Institute of Integrative Biology, ETH Zurich, Zürich, Switzerland.
PLoS One. 2022 Feb 11;17(2):e0263597. doi: 10.1371/journal.pone.0263597. eCollection 2022.
The test-trace-isolate-quarantine (TTIQ) strategy, where confirmed-positive pathogen carriers are isolated from the community and their recent close contacts are identified and pre-emptively quarantined, is used to break chains of transmission during a disease outbreak. The protocol is frequently followed after an individual presents with disease symptoms, at which point they will be tested for the pathogen. This TTIQ strategy, along with hygiene and social distancing measures, make up the non-pharmaceutical interventions that are utilised to suppress the ongoing COVID-19 pandemic. Here we develop a tractable mathematical model of disease transmission and the TTIQ intervention to quantify how the probability of detecting and isolating a case following symptom onset, the fraction of contacts that are identified and quarantined, and the delays inherent to these processes impact epidemic growth. In the model, the timing of disease transmission and symptom onset, as well as the frequency of asymptomatic cases, is based on empirical distributions of SARS-CoV-2 infection dynamics, while the isolation of confirmed cases and quarantine of their contacts is implemented by truncating their respective infectious periods. We find that a successful TTIQ strategy requires intensive testing: the majority of transmission is prevented by isolating symptomatic individuals and doing so in a short amount of time. Despite the lesser impact, additional contact tracing and quarantine increases the parameter space in which an epidemic is controllable and is necessary to control epidemics with a high reproductive number. TTIQ could remain an important intervention for the foreseeable future of the COVID-19 pandemic due to slow vaccine rollout and highly-transmissible variants with the potential for vaccine escape. Our results can be used to assess how TTIQ can be improved and optimised, and the methodology represents an improvement over previous quantification methods that is applicable to future epidemic scenarios.

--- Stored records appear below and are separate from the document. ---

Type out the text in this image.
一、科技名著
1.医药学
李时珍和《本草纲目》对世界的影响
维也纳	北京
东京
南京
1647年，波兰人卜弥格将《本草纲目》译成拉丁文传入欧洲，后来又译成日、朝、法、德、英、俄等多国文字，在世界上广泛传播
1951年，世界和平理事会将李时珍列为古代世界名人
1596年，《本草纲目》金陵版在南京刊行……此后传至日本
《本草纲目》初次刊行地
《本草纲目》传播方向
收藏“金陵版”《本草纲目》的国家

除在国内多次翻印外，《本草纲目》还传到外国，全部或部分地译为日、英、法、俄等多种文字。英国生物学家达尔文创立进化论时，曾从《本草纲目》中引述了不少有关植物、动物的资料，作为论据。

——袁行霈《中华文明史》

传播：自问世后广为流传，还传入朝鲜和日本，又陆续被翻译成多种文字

测试-追踪-隔离-检疫(TTIQ)策略,即将确诊阳性病源携带者从社区中隔离出来,并确定和预先隔离其近期的密切接触者,用于在疾病爆发期间打破传播链。在个体出现疾病症状后,通常会遵循这一 TTIO 策略,此时他们将接受病原体检测。这种 TTIQ 策略,以及卫生和社交距离措施,构成了用于抑制正在进行的 COVID-19 大流行的非药物干预措施。在这里,我们开发了一种可处理的疾病传播和 TTIQ 干预的数学模型,以量化检测和隔离症状出现后病例的概率、确定和隔离的接触者的比例以及这些过程固有的延迟如何影响疫情的增长。在该模型中,疾病传播和症状出现的时间以及无症状病例的频率是基于 SARS-CoV-2 感染动力学的经验分布,而确诊病例的隔离和其接触者的隔离则通过截断其各自的感染期来实现。我们发现,成功的 TTIQ 策略需要密集的检测:通过在短时间内隔离有症状的个体,可以防止大多数传播。尽管影响较小,但额外的接触者追踪和隔离会增加可控制疫情的参数空间,并且对于具有疫苗逃逸潜力的高繁殖数的疫情是必要的。由于疫苗接种进展缓慢以及具有疫苗逃逸潜力的高度传染性变体,TTIQ 可能在可预见的未来仍将是 COVID-19 大流行的重要干预措施。我们的结果可用于评估如何改进和优化 TTIQ,并且该方法代表了对以往量化方法的改进,适用于未来的疫情场景。